Open Door Policy
The difficulty of living so far away hit home literally on the receiving end of a frantic call from the States half way into our trip to Australia. Spade engaged a young runner from the firm at which he worked as a partner to housesit for us while we were gone. We had always had an open door policy in our house and at least a dozen friends knew where our hide-a-key was or had keys of their own. The nervous house sitter came home one day to a curious staging of The Three Bears. On the driveway he found the remains of a six pack of Miller beer next to an unfamiliar car. When he entered the house, he found munchie wrappers and crumbs on the kitchen counter where someone had strangely devoured a chocolate bar. Approaching one of the bedrooms with its door shut, the easily agitated house sitter was shocked to find a very large Goldilocks sleeping on the bed. The house sitter tried to rouse the confused Goldilocks who stood six feet three inches tall and wore a crumpled business suit.

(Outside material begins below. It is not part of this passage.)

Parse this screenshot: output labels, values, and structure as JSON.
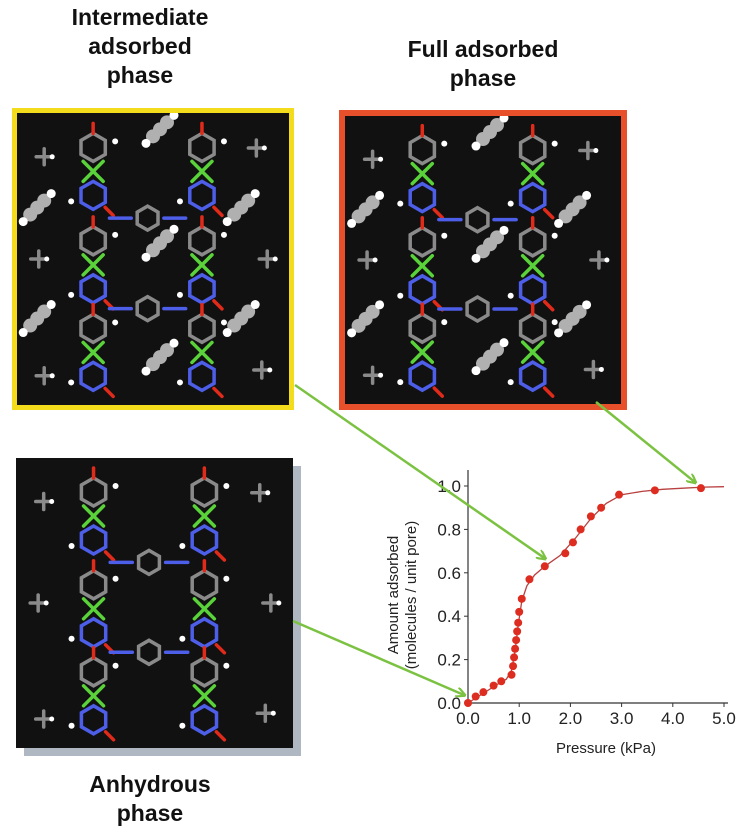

In the ensuing testosterone fest of who was allowed to be where, the police were called and in turn called the owners eight time zones away to apparently make some sense of who was entitled to be in our house. Turns out, they were both entitled. It was tempting to say we didn’t know our former law school classmate who lived out of town and decided to sleep off some of his drink before driving home. Ironically, this same friend would later become the District Attorney of an outer lying town. We decided quickly not to mess with anyone back home, as the tensions appeared to be palpable. We cleared the matter up such that no one was arrested and had a fantastic laugh at the expense of our friends over XXXX at the Lord Nelson Brewery Hotel brasserie occupying the second floor of our small hotel.